Cloud-orchestration tools like CliQr's are important for enterprise admins to deploy and manage applications across the gamut of bare-metal, virtualized, and container-based environments. Such tools are particularly important when you use multiple cloud providers, as most enterprises should. Enterprises need to abstract away the underlying complexities of running multiple clouds, which is what cloud-management platforms do.

That's why Cisco's acquisition of CliQr is bad news. Cisco will move CliQr into its InterCloud framework. That makes sense -- CliQr was already part of Cisco's recommended suite for deploying InterCloud, and owning the technology will let Cisco control a key on-ramp to its InterCloud.

But it doesn't make sense for IT. To be effective, cloud-management platforms need to be both technology- and cloud-agnostic.

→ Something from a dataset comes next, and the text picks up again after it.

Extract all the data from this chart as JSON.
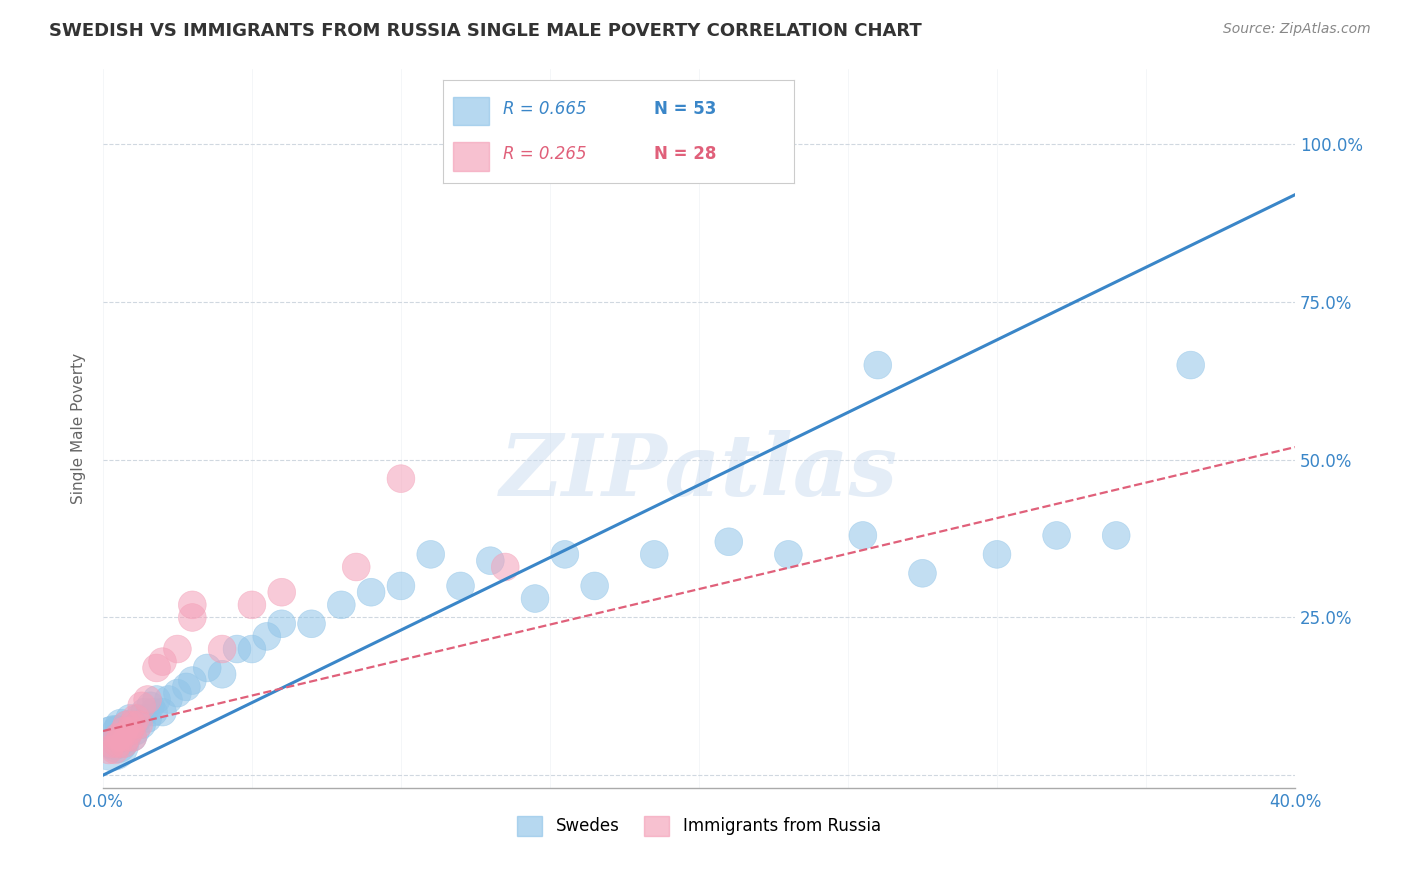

That independence ends once these platforms are purchased by large enterprise vendors that focus on their own cloud offerings, in a bid to steer customers to their offerings.

Cisco's CliQr purchase is the latest in several similar acquisitions of other cloud orchestrators, all of which have reduced the number of independent, platform-agnostic cloud-management platforms for IT to use. CSC bought ServiceMesh in 2013, Dell bought Enstratius in 2013, and IBM bought Gravitant last year.

The CliQr acquisition leaves a hole in the market that, I hope, other vendors such as Rightscale might fill. Given the critical role of cloud orchestration in successful cloud deployments, I'd like to see more independent cloud-management providers come to the market -- quickly -- to replace the ones gobbled up by the Ciscos, Dells, and IBMs.